Re: [orca-list] Change made to flat review copy/append



Understood re the marking solution. In the meantime, are you asking me to totally revert the change, partially revert the change, or make it possible to customize the separator character via orca-customizations.py?

Sorry and thanks!
--joanie

On 1/27/20 12:41 PM, Nolan Darilek wrote:
So one thing this absolutely does break, and I don't know what the workaround is, is copying exceptions. Here's an example of one I just tried copying, trimmed down as to not be overly annoying:


Recovering state to /tmp/skr_9101093002840883559 Exception in thread "grpc-default-executor-0" java.lang.Error: com.abbyy.FREngine.EngineException: Internal program error: Src/PagesPrivateStorage.cpp, 49.     at java.util.concurrent.ThreadPoolExecutor.runWorker(ThreadPoolExecutor.java:1155)     at ...


I.e. the whole thing on one long line.

I guess now I have to store the exception in a file, load that into gedit, and copy-paste out of that.

I really do think the start/end-mark solution is the best here. No amount of adding/removing newlines will satisfy everyone, and even a setting will work in some instances and not in others.

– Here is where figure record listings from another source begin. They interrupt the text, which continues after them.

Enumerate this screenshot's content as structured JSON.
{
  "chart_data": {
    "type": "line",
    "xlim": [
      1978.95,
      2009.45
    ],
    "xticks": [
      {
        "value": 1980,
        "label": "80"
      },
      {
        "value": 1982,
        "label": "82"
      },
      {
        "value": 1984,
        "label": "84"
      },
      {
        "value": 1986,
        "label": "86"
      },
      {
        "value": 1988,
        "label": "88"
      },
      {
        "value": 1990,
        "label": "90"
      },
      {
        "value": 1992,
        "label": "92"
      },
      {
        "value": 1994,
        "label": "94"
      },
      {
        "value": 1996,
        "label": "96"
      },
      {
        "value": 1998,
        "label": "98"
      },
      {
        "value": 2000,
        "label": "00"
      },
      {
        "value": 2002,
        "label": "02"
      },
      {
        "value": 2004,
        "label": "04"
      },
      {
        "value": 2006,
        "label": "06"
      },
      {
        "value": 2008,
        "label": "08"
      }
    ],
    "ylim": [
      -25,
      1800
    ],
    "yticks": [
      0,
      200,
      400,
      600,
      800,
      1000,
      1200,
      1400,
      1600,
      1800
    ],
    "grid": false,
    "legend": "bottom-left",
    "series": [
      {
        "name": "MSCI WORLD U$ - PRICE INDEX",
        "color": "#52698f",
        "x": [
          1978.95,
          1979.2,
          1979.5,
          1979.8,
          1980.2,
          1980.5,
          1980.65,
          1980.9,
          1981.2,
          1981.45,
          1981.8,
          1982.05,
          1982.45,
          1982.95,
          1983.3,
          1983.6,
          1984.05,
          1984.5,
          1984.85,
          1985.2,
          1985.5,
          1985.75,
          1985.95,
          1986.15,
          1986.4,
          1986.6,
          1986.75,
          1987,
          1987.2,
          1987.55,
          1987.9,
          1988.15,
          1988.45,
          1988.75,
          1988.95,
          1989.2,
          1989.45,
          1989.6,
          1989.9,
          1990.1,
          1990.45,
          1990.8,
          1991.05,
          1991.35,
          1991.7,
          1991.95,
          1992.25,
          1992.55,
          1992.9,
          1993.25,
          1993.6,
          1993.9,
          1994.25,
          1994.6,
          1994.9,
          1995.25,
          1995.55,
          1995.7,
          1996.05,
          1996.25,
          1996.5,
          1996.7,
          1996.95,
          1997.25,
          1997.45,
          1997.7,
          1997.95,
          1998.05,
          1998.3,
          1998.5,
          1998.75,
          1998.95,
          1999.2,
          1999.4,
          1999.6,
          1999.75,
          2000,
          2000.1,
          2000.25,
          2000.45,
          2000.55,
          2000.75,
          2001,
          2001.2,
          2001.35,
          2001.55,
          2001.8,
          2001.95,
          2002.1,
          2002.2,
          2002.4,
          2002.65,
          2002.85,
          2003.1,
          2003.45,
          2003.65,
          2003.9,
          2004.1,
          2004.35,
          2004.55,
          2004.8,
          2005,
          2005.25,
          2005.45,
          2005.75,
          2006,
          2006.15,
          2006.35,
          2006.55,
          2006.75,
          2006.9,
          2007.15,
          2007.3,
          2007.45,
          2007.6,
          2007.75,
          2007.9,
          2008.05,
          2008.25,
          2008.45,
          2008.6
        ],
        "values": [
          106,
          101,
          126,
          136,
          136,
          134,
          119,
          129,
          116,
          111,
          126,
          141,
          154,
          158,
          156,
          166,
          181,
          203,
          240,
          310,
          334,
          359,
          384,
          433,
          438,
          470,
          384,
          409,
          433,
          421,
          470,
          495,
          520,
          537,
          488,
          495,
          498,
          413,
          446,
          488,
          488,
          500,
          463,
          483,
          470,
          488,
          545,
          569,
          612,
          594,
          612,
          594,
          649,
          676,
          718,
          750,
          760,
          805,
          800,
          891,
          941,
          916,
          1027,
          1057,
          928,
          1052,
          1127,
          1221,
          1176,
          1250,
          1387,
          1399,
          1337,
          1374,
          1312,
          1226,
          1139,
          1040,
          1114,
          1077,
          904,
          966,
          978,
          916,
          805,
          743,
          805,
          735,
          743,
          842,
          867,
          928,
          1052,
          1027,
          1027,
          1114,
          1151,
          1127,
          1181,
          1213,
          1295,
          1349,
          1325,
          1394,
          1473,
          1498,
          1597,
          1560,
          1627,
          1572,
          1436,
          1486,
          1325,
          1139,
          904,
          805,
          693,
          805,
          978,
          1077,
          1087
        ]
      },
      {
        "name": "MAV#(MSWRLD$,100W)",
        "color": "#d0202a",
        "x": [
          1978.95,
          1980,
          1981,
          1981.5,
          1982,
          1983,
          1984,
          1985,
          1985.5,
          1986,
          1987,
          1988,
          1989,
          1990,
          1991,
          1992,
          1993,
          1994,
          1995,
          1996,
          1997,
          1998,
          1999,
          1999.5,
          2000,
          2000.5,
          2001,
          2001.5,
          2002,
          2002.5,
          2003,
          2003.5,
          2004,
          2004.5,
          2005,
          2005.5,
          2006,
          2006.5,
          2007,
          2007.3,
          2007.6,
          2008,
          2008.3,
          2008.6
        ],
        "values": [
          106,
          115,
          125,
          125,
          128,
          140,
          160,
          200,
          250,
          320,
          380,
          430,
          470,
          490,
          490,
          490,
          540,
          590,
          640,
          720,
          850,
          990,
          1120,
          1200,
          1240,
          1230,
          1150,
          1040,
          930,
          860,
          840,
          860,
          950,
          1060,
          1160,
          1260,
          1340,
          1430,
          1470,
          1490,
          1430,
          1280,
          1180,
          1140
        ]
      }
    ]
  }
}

On 1/22/20 6:57 PM, Mewtamer wrote:
While I'm quite use to line-by-line cut and paste as a nano user, I do
agree the copy, line down, append, line down, append process described
sounds rather cumbersome.

For those unfamiliar with nano, it's cut command takes the current
line and puts it in a buffer, and repeated cuts append additional
lines to the buffer until you move the insertion point or uncut the
buffer's contents, after which, the next kut clears the buffer.

Inspired by this behavior, perhaps one way to simplyfy multi-line
copies in a way that can be implemented relatively quickly and serve
as a stopgap until a marker or shift+arrows selection method can be
implemented would be for:
1. Initial copy command copies current line and automatically moves
the reading cursor down one line.
2. repeated copy commands without other input are assumed to be appends.
3. moving the reading cursor manually or issuing other commands
assumes you're done copying.
4. The append command can be used to start copying from a different location.

So, if copy were bound to Orca+c and append to orca+shift+C and you
want to copy lines 2-5 and 10-15, this might simplify the process to:

1. Navigate to line 2.
2. Hold orca and tap c four times.
3. Navigate to line 10
3. Hold orca, press shift+c and tap c five more times(with or without
releasing shift).

The marker idea or simply being able to shift+arrow keys in flat
review would probably be quicker if implemented, but what I just
described still sounds quicker than the current method and is
presumably just chaining together existing functions in a way that
reduces keystrokes(essentially, a mini-macro). Admittedly, such might
actually be a lot harder to implement than I think, but I figure it's
worth mentioning as a possible intermediate improvement.